Abstract

This is a retrospective review of the effectiveness of 149 chest tubes placed in attempts to evacuate 91 pneumothoraces among 57 infants. Forty-four percent of initial evacuation attempts were ineffective; 42% of total chest tubes throughout the clinical courses were ineffective. The largest number of these ineffective chest tubes lay posterior in the pleural cavity. Fifty-six percent of posterior tubes were ineffective whereas only 4% of anterior tubes were ineffective. Other causes for failure included tubes which had perforated the lung, diaphragm, or mediastinum or were lying subcutaneously. On some occasions, chest tubes were mistakenly used to evacuate intrathoracic air which was actually a pulmonary pseudocyst or pneumomediastinum.
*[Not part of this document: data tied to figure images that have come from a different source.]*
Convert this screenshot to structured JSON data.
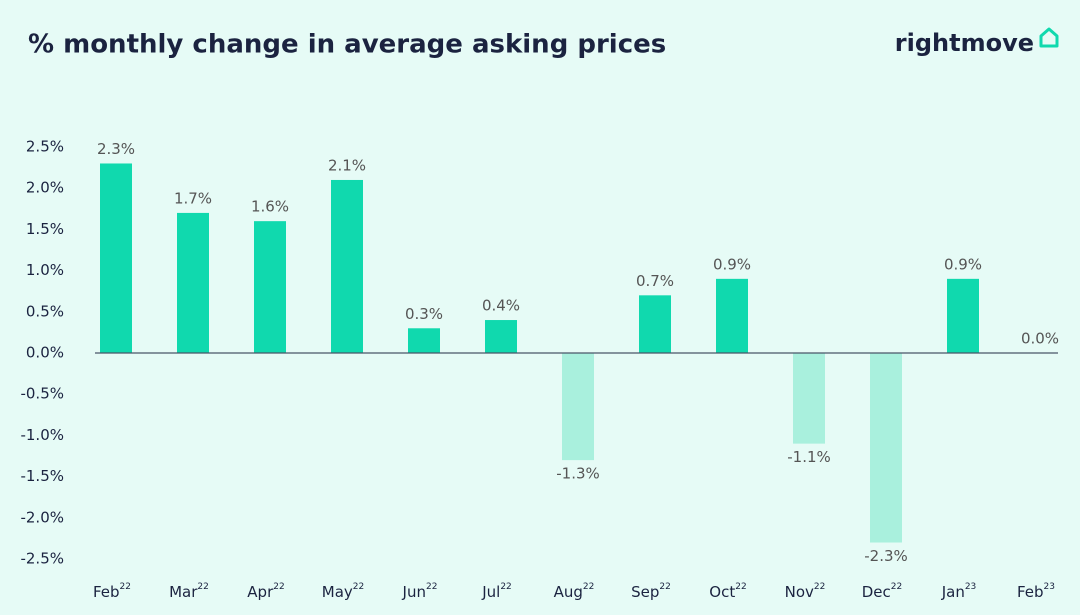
{
  "chart_data": {
    "type": "bar",
    "title": "% monthly change in average asking prices",
    "logo": "rightmove",
    "categories": [
      "Feb",
      "Mar",
      "Apr",
      "May",
      "Jun",
      "Jul",
      "Aug",
      "Sep",
      "Oct",
      "Nov",
      "Dec",
      "Jan",
      "Feb"
    ],
    "category_superscripts": [
      "22",
      "22",
      "22",
      "22",
      "22",
      "22",
      "22",
      "22",
      "22",
      "22",
      "22",
      "23",
      "23"
    ],
    "values": [
      2.3,
      1.7,
      1.6,
      2.1,
      0.3,
      0.4,
      -1.3,
      0.7,
      0.9,
      -1.1,
      -2.3,
      0.9,
      0.0
    ],
    "value_labels": [
      "2.3%",
      "1.7%",
      "1.6%",
      "2.1%",
      "0.3%",
      "0.4%",
      "-1.3%",
      "0.7%",
      "0.9%",
      "-1.1%",
      "-2.3%",
      "0.9%",
      "0.0%"
    ],
    "color": "#10d9ae",
    "negative_color": "#a9f0dd",
    "ylim": [
      -2.5,
      2.5
    ],
    "yticks": [
      {
        "value": -2.5,
        "label": "-2.5%"
      },
      {
        "value": -2.0,
        "label": "-2.0%"
      },
      {
        "value": -1.5,
        "label": "-1.5%"
      },
      {
        "value": -1.0,
        "label": "-1.0%"
      },
      {
        "value": -0.5,
        "label": "-0.5%"
      },
      {
        "value": 0.0,
        "label": "0.0%"
      },
      {
        "value": 0.5,
        "label": "0.5%"
      },
      {
        "value": 1.0,
        "label": "1.0%"
      },
      {
        "value": 1.5,
        "label": "1.5%"
      },
      {
        "value": 2.0,
        "label": "2.0%"
      },
      {
        "value": 2.5,
        "label": "2.5%"
      }
    ],
    "grid": false
  }
}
Two thoracostomy sites were chosen: the superior and lateral. Eighty-five percent of chest tubes inserted through the superior approach lay anteriorly in the pleural cavity whereas only 47% of the laterally inserted tubes lay anteriorly. Superior thoracostomy tubes were significantly more effective than lateral tubes because of their more frequent anterior location. There were also fewer complications with superior thoracostomy tubes. Whereas only 10% of superiorly inserted tubes encroached upon the mediastinum, 32% of lateral tubes did so. To be effective, chest tubes should be placed anteriorly in the pleural space; this location is more often achieved via the superior thoracostomy approach.